You’ve got to love this book by Captain D. Michael Abrashoff when the subtitle reads, “Management Techniques from the Best Damn Ship in the Navy.” This book was a quick read with a bunch of very practical ways that Abrashoff led his folks as an empowering servant leader.
I love the concept of servant leadership and look forward to learning anything I can from examples set by others. However, I do struggle with how one gives responsibility to his people. What do you do if they fail? How much responsibility should you give? Which decisions do I need to be involved with?

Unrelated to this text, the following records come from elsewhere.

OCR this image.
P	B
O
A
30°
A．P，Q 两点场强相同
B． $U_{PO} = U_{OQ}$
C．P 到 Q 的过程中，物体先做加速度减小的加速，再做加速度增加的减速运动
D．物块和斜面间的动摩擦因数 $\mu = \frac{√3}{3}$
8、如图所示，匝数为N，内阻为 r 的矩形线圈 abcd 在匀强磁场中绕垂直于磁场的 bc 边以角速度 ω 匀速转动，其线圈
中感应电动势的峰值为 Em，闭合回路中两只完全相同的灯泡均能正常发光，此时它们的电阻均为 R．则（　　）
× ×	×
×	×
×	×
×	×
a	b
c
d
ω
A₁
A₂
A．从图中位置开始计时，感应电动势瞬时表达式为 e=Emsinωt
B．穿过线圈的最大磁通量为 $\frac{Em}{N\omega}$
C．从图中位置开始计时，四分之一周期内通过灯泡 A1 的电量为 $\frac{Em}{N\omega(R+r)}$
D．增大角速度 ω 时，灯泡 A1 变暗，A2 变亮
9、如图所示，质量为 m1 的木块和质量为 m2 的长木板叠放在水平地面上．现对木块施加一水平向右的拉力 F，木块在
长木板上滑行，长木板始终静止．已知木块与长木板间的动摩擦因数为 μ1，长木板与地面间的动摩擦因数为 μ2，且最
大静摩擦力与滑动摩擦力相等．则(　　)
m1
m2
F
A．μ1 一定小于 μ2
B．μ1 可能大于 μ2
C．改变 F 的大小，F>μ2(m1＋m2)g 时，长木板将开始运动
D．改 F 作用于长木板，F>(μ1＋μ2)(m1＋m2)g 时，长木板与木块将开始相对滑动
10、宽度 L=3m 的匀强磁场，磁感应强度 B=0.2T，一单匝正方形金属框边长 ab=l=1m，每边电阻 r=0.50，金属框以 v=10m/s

Some of these the author discusses. Some, he doesn’t really get into detail with. But, his general philosophy for managing a crew of 300 people is excellent. I suggest that anyone in leadership read this book. If I could implement half of the things that Abrashoff was doing (proper training, having fun, carefully breaking the rules, focusing on the main thing and being excellent at it, recognizing the people who really get it done, cut out the monotonous unneccessary tasks the people do, cross train, always be prepared for action, be firm in discipline, know everyone) then the strength of our team and the success of our company would flourish.
Abrashoff had a broad set of simple rules about when he should be brought into a decision. We took a stab and came up with these. In short, consult me if the decision has the potential to…
- Change the benefits to, hire/fire, or endanger an employee;
- Violate government regulations;
- Waste the company’s money;
- Embarrass us if it shows up on the front page of the AJC.